Gris. El color de la niebla

Gris. El color de la niebla, si es que la niebla
tiene color. ¿Y el frío y la tristeza?…
Gris. El color del invierno, el color de la
humedad. ¿Y la nostalgia?
Gris

Del libro “Colores”, de Ricardo Vila

Caminar entre la niebla sugiere misterio, nos envuelve en un paisaje impreciso, borroso. Se desvanecen los colores y las formas, y también los caminos. La profundidad del bosque se oculta a la vista, a veces apenas vemos el primer plano y el resto se desdibuja, como si más allá no hubiese nada… otras el paisaje se abre tímidamente e intuimos las siluetas de lo que se anticipa un poco más allá. Si la luz nos ofrece hasta los más recónditos detalles de las cosas, la niebla, con su apaciguada ensoñación, con su algodonosa mansedumbre, nos envuelve en la irrealidad, en un mundo de ensoñación y de misterios. Retazos de niebla, como pinceladas más o menos densas recorren el bosque desdibujándolo en su blancura.

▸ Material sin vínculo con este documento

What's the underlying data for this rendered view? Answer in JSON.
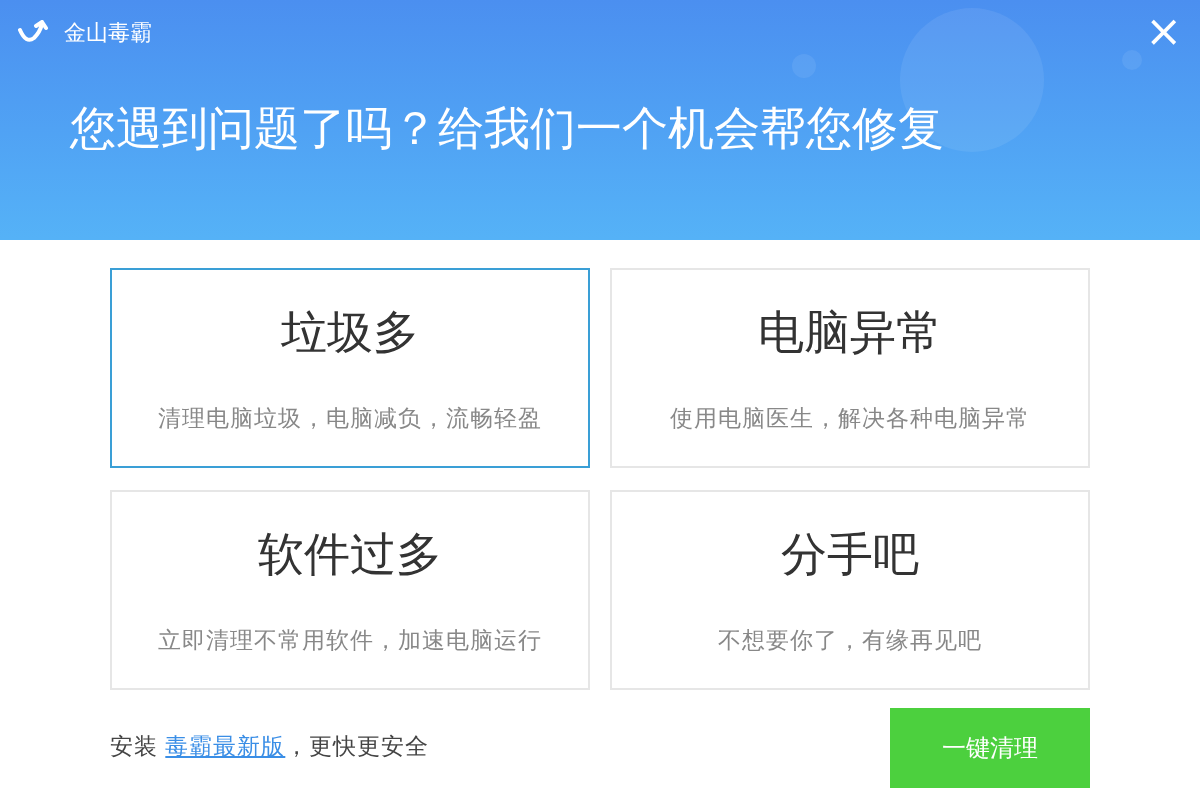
{
  "window": {
    "title": "金山毒霸",
    "close": "×"
  },
  "headline": "您遇到问题了吗？给我们一个机会帮您修复",
  "cards": [
    {
      "title": "垃圾多",
      "description": "清理电脑垃圾，电脑减负，流畅轻盈",
      "selected": true
    },
    {
      "title": "电脑异常",
      "description": "使用电脑医生，解决各种电脑异常",
      "selected": false
    },
    {
      "title": "软件过多",
      "description": "立即清理不常用软件，加速电脑运行",
      "selected": false
    },
    {
      "title": "分手吧",
      "description": "不想要你了，有缘再见吧",
      "selected": false
    }
  ],
  "footer": {
    "prefix": "安装 ",
    "link": "毒霸最新版",
    "suffix": "，更快更安全"
  },
  "button": "一键清理"
}
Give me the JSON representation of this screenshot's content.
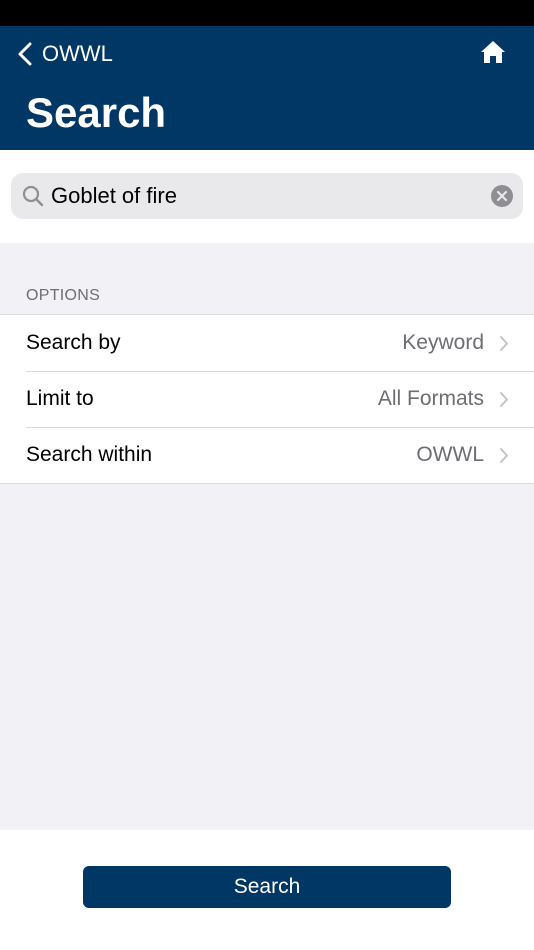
{
  "header": {
    "back_label": "OWWL",
    "title": "Search"
  },
  "search": {
    "value": "Goblet of fire"
  },
  "options": {
    "section_title": "OPTIONS",
    "rows": [
      {
        "label": "Search by",
        "value": "Keyword"
      },
      {
        "label": "Limit to",
        "value": "All Formats"
      },
      {
        "label": "Search within",
        "value": "OWWL"
      }
    ]
  },
  "footer": {
    "search_button_label": "Search"
  },
  "colors": {
    "brand": "#003764",
    "grouped_background": "#f1f1f6",
    "search_field": "#e9e9eb",
    "secondary_text": "#6d6d72"
  },
  "icons": {
    "back": "chevron-left-icon",
    "home": "home-icon",
    "search": "search-icon",
    "clear": "clear-icon",
    "row_disclosure": "chevron-right-icon"
  }
}
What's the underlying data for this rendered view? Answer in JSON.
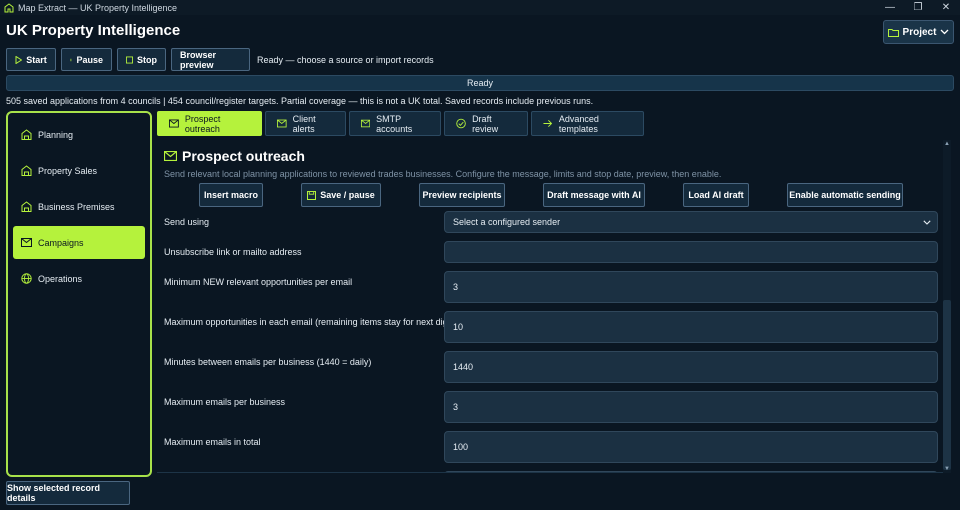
{
  "window": {
    "title": "Map Extract — UK Property Intelligence",
    "minimize": "—",
    "restore": "❐",
    "close": "✕"
  },
  "header": {
    "title": "UK Property Intelligence",
    "project_label": "Project"
  },
  "toolbar": {
    "start": "Start",
    "pause": "Pause",
    "stop": "Stop",
    "browser_preview": "Browser preview",
    "status": "Ready — choose a source or import records"
  },
  "progress": {
    "label": "Ready"
  },
  "summary": "505 saved applications from 4 councils | 454 council/register targets. Partial coverage — this is not a UK total. Saved records include previous runs.",
  "sidebar": {
    "items": [
      {
        "label": "Planning",
        "icon": "building-icon"
      },
      {
        "label": "Property Sales",
        "icon": "building-icon"
      },
      {
        "label": "Business Premises",
        "icon": "building-icon"
      },
      {
        "label": "Campaigns",
        "icon": "mail-icon"
      },
      {
        "label": "Operations",
        "icon": "globe-icon"
      }
    ],
    "active_index": 3
  },
  "tabs": [
    {
      "label": "Prospect outreach",
      "icon": "mail-icon"
    },
    {
      "label": "Client alerts",
      "icon": "mail-icon"
    },
    {
      "label": "SMTP accounts",
      "icon": "mail-icon"
    },
    {
      "label": "Draft review",
      "icon": "check-circle-icon"
    },
    {
      "label": "Advanced templates",
      "icon": "arrow-right-icon"
    }
  ],
  "panel": {
    "title": "Prospect outreach",
    "description": "Send relevant local planning applications to reviewed trades businesses. Configure the message, limits and stop date, preview, then enable.",
    "actions": {
      "insert_macro": "Insert macro",
      "save_pause": "Save / pause",
      "preview_recipients": "Preview recipients",
      "draft_ai": "Draft message with AI",
      "load_ai_draft": "Load AI draft",
      "enable_sending": "Enable automatic sending"
    },
    "fields": {
      "send_using": {
        "label": "Send using",
        "value": "Select a configured sender"
      },
      "unsubscribe": {
        "label": "Unsubscribe link or mailto address",
        "value": ""
      },
      "min_new": {
        "label": "Minimum NEW relevant opportunities per email",
        "value": "3"
      },
      "max_opps": {
        "label": "Maximum opportunities in each email (remaining items stay for next digest)",
        "value": "10"
      },
      "minutes_between": {
        "label": "Minutes between emails per business (1440 = daily)",
        "value": "1440"
      },
      "max_per_business": {
        "label": "Maximum emails per business",
        "value": "3"
      },
      "max_total": {
        "label": "Maximum emails in total",
        "value": "100"
      }
    }
  },
  "footer": {
    "show_details": "Show selected record details"
  },
  "colors": {
    "accent": "#b5f23c",
    "background": "#0a1622",
    "button": "#142a3c"
  }
}
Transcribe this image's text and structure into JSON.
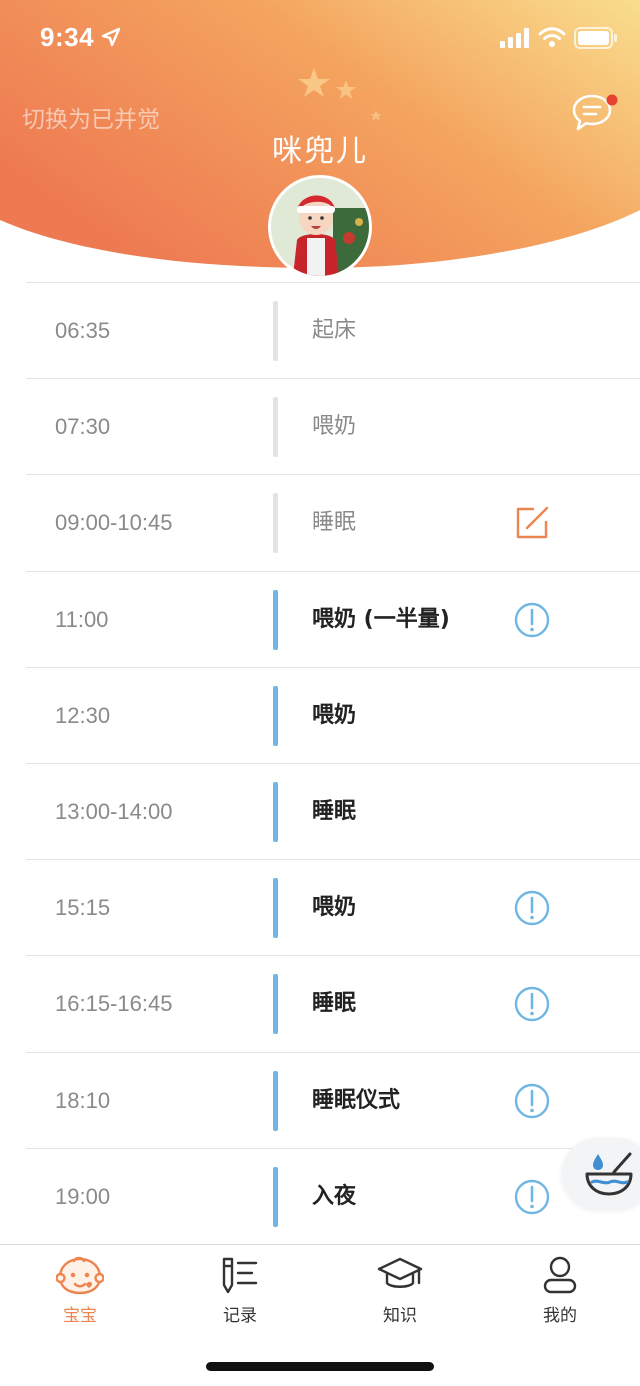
{
  "status_bar": {
    "time": "9:34"
  },
  "header": {
    "switch_label": "切换为已并觉",
    "baby_name": "咪兜儿"
  },
  "colors": {
    "header_gradient_start": "#ee7a52",
    "header_gradient_end": "#f8dc8c",
    "accent": "#ec8552",
    "active_bar": "#6fb6e4",
    "info_icon": "#6fb6e4"
  },
  "schedule": [
    {
      "time": "06:35",
      "activity": "起床",
      "status": "done",
      "action_icon": ""
    },
    {
      "time": "07:30",
      "activity": "喂奶",
      "status": "done",
      "action_icon": ""
    },
    {
      "time": "09:00-10:45",
      "activity": "睡眠",
      "status": "done",
      "action_icon": "edit-icon"
    },
    {
      "time": "11:00",
      "activity": "喂奶 (一半量)",
      "status": "upcoming",
      "action_icon": "info-icon"
    },
    {
      "time": "12:30",
      "activity": "喂奶",
      "status": "upcoming",
      "action_icon": ""
    },
    {
      "time": "13:00-14:00",
      "activity": "睡眠",
      "status": "upcoming",
      "action_icon": ""
    },
    {
      "time": "15:15",
      "activity": "喂奶",
      "status": "upcoming",
      "action_icon": "info-icon"
    },
    {
      "time": "16:15-16:45",
      "activity": "睡眠",
      "status": "upcoming",
      "action_icon": "info-icon"
    },
    {
      "time": "18:10",
      "activity": "睡眠仪式",
      "status": "upcoming",
      "action_icon": "info-icon"
    },
    {
      "time": "19:00",
      "activity": "入夜",
      "status": "upcoming",
      "action_icon": "info-icon"
    }
  ],
  "tabs": [
    {
      "label": "宝宝",
      "icon": "baby-face-icon",
      "selected": true
    },
    {
      "label": "记录",
      "icon": "record-list-icon",
      "selected": false
    },
    {
      "label": "知识",
      "icon": "graduation-cap-icon",
      "selected": false
    },
    {
      "label": "我的",
      "icon": "person-icon",
      "selected": false
    }
  ]
}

Me interno por el bosque adehesado justo antes de las primeras luces del día. Una niebla blanca y espesa lo inunda todo, una niebla que se ha ido formando ya desde la noche a partir del aire húmedo y frío, y que perduran en la tenue claridad del alba. Durante una hora camino arriba y abajo por entre los árboles buscando sus siluetas. Cuando me acerco a ellos se me aparecen umbríos,  grises, azulados,  y en el corto horizonte de mi mirada apenas se intuyen más atrás otras siluetas  desdibujadas. Por detrás la nada, el misterio.

Con la niebla me acompaña el silencio, un silencio frío, tenso, tan solo roto por mis pisadas al crepitar en el suelo escarchado. La humedad se condensa en forma de gotas y empapa la hierba, las telas de araña. Aquieto mis pasos, me apoyo en un tronco intentando pasar lo más desapercibido, como un invitado de piedra.  Me olvido de que allí arriba ya está brillando el sol. Y escucho.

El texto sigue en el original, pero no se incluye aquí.